The respective source is here, and I think it's very old too. I am also very sure that a lot of code depends on this behaviour so fixing it to match the docs will be a breaking change.

Instead of that I propose to change the documentation instead. What do you think?

Byron avatar May 20 '21 23:05 Byron

Hi @Byron,

Thanks a lot for the quick response!

It returns the original time and inverts the offset, so that original_time + offset yields the UTC time.

I am using GitPython to make a commit and specify a date in RFC 2822 (date taken from another commit). The original date (as shown in git log) is: Fri May 21 12:45:30 2021 +0300 The resulting date (as shown in git log) is: Fri May 21 15:45:30 2021 +0300

Thus, when creating a commit with an RFC 2822 date, the resulting date is incorrect, it's not that the timezone has changed to balance the changed time.

The respective source is here, and I think it's very old too. I am also very sure that a lot of code depends on this behaviour so fixing it to match the docs will be a breaking change.

I'm not sure about the utctz_to_altz function and where it is used. However, I think we should fix parse_date to correctly parse RFC 2822 dates, because that is clearly broken. We can do that without changing the helper function utctz_to_altz, if you believe it will break other places.

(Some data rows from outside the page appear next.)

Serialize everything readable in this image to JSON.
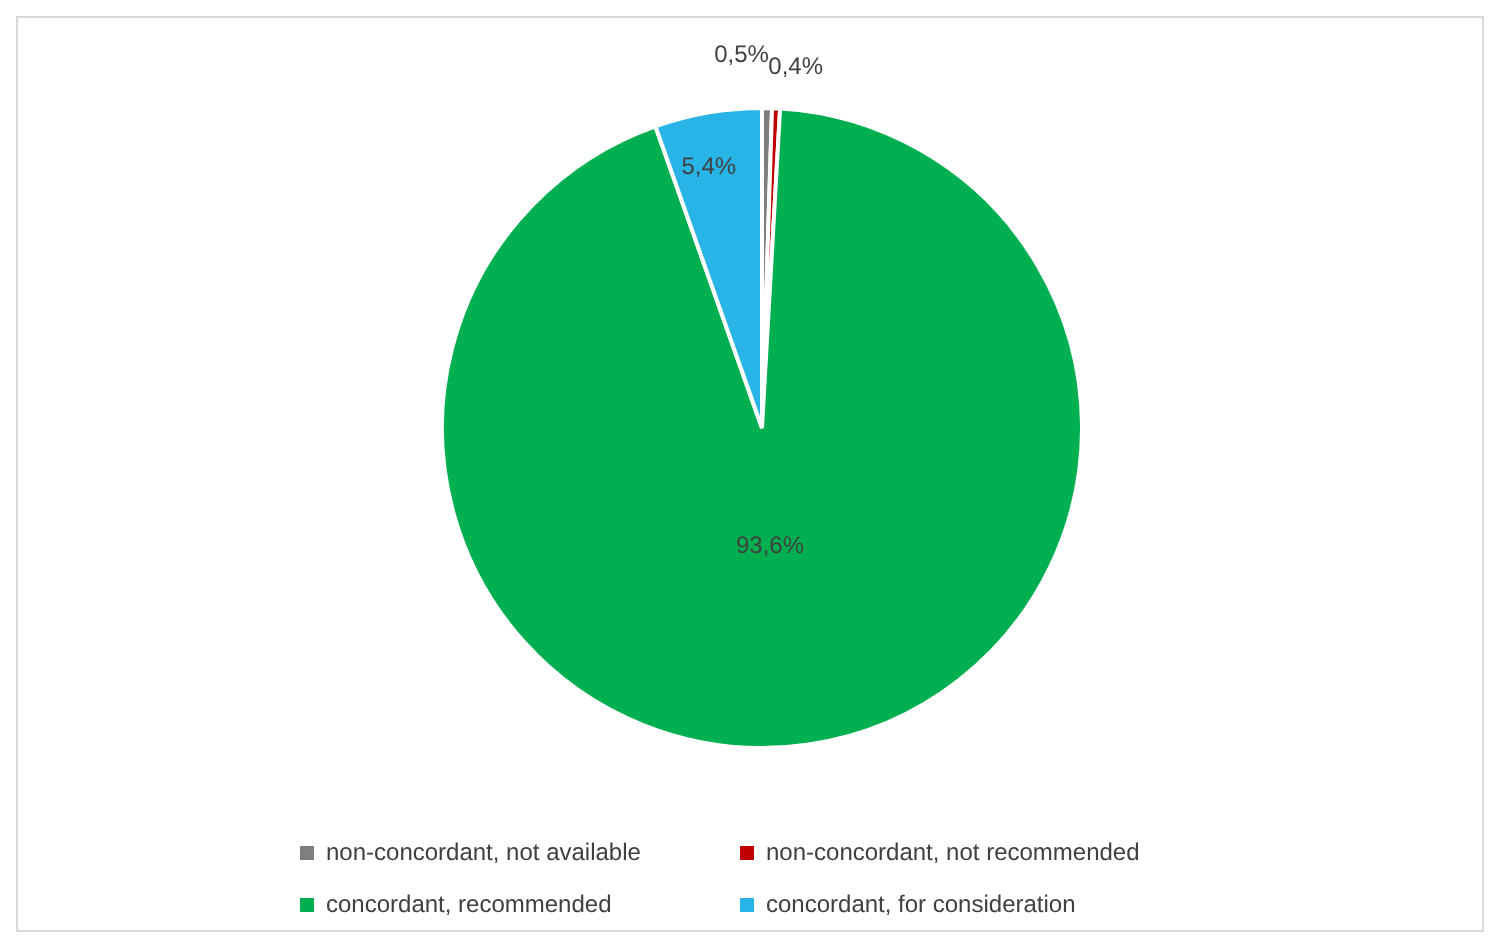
{
  "chart_data": {
    "type": "pie",
    "categories": [
      "non-concordant, not available",
      "non-concordant, not recommended",
      "concordant, recommended",
      "concordant, for consideration"
    ],
    "values": [
      0.5,
      0.4,
      93.6,
      5.4
    ],
    "colors": [
      "#7f7f7f",
      "#c00000",
      "#00b050",
      "#28b4e6"
    ],
    "value_labels": [
      "0,5%",
      "0,4%",
      "93,6%",
      "5,4%"
    ],
    "legend": "bottom"
  }
}
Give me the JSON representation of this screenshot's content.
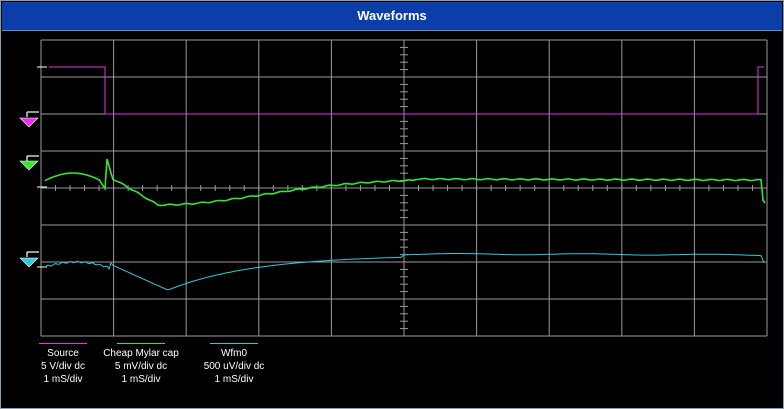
{
  "window": {
    "title": "Waveforms"
  },
  "colors": {
    "source": "#e632e6",
    "mylar": "#33e633",
    "wfm0": "#33c8d8",
    "grid": "#9a9a9a"
  },
  "channels": [
    {
      "name": "Source",
      "vdiv": "5 V/div dc",
      "tdiv": "1 mS/div",
      "icon": "magenta-down-arrow-icon"
    },
    {
      "name": "Cheap Mylar cap",
      "vdiv": "5 mV/div dc",
      "tdiv": "1 mS/div",
      "icon": "green-down-arrow-icon"
    },
    {
      "name": "Wfm0",
      "vdiv": "500 uV/div dc",
      "tdiv": "1 mS/div",
      "icon": "cyan-left-arrow-icon"
    }
  ]
}
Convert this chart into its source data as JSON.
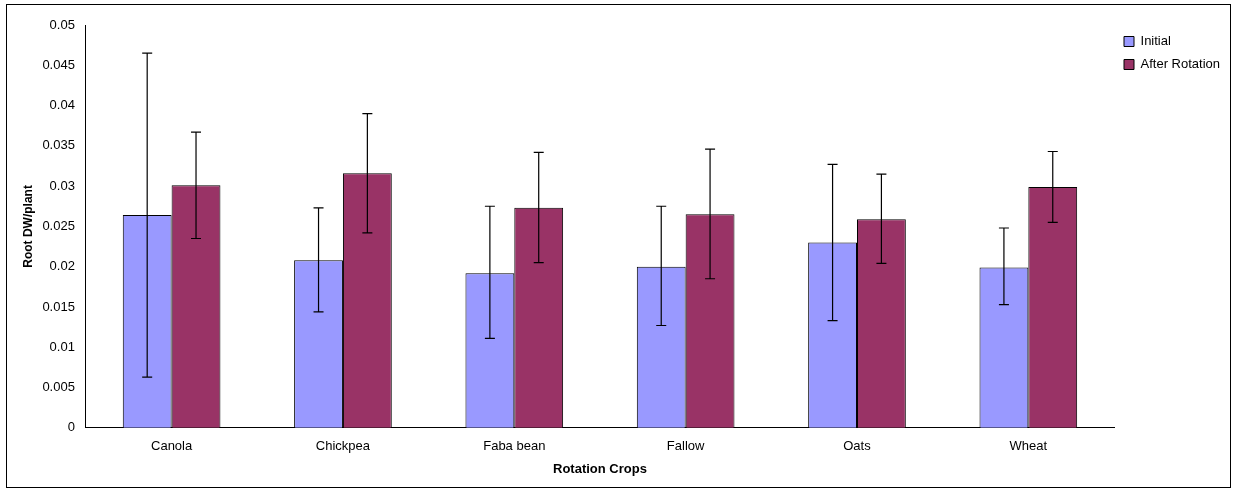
{
  "chart_data": {
    "type": "bar",
    "xlabel": "Rotation Crops",
    "ylabel": "Root DW/plant",
    "categories": [
      "Canola",
      "Chickpea",
      "Faba bean",
      "Fallow",
      "Oats",
      "Wheat"
    ],
    "series": [
      {
        "name": "Initial",
        "color": "#9999ff",
        "values": [
          0.0264,
          0.0208,
          0.0192,
          0.02,
          0.023,
          0.0199
        ],
        "errors": [
          [
            0.0063,
            0.0465
          ],
          [
            0.0144,
            0.0273
          ],
          [
            0.0111,
            0.0275
          ],
          [
            0.0127,
            0.0275
          ],
          [
            0.0133,
            0.0327
          ],
          [
            0.0153,
            0.0248
          ]
        ]
      },
      {
        "name": "After Rotation",
        "color": "#993366",
        "values": [
          0.0301,
          0.0316,
          0.0273,
          0.0265,
          0.0259,
          0.0299
        ],
        "errors": [
          [
            0.0235,
            0.0367
          ],
          [
            0.0242,
            0.039
          ],
          [
            0.0205,
            0.0342
          ],
          [
            0.0185,
            0.0346
          ],
          [
            0.0204,
            0.0315
          ],
          [
            0.0255,
            0.0343
          ]
        ]
      }
    ],
    "ylim": [
      0,
      0.05
    ],
    "yticks": [
      0,
      0.005,
      0.01,
      0.015,
      0.02,
      0.025,
      0.03,
      0.035,
      0.04,
      0.045,
      0.05
    ],
    "grid": false,
    "legend": "top right"
  }
}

yanniszark avatar May 21 '21 10:05 yanniszark

To make my case more clear, here is a minimum reproducer:

import os
import git
import tempfile

from pathlib import Path
from email import utils as email_utils

tmp_dir = tempfile.mkdtemp()
print("Repo folder: '%s'" % tmp_dir)
repo = git.Repo.init(tmp_dir)
Path(os.path.join(repo.working_dir, "example_file")).touch()
repo.index.add(["example_file"])
author = git.Actor("user", "[email protected]")
date = "Thu, 20 May 2021 13:38:44 +0300"
print("Input date: '%s'" % date)
repo.index.commit("Wrong date", author=author, committer=author,
                  author_date=date, commit_date=date)
print("Output date: '%s'" %
      email_utils.format_datetime(repo.head.commit.authored_datetime))

Which outputs:

Repo folder: '/tmp/tmp2x6_v43g'
Input date: 'Thu, 20 May 2021 13:38:44 +0300'
Output date: 'Thu, 20 May 2021 16:38:44 +0300'

yanniszark avatar May 21 '21 12:05 yanniszark

Thanks for making the issue easily reproducible. I have taken a look and noticed that the date in the commit arrives correctly, that's a pleasant surprise, and it can be expected that reading the same date both from the newly created commit (by re-reading it or by using the return value of commit(…)).

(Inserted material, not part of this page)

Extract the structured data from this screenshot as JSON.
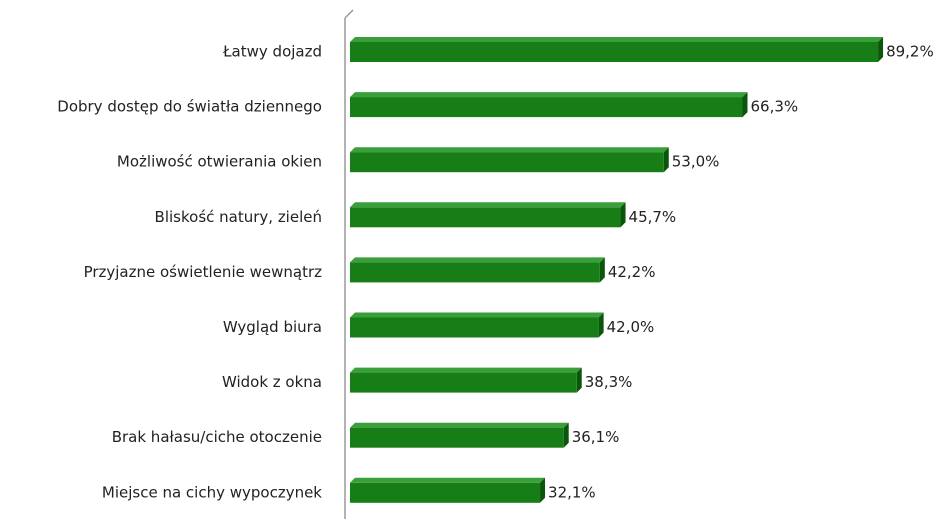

My initial desire to not fix such a long-standing bug in fear of breakage makes the assumption that a lot of code depends on it. A way to find it would be to fix this issue and see how many new issues show up - in the worst case the release can be yanked to find another way of introducing a fix.

Thanks a lot for your engagement here to help making this change, I do hope you would be willing to help fixing it too. Please note that if you do and no existing test breaks, it's desirable to add a new test for that.

Byron avatar May 22 '21 00:05 Byron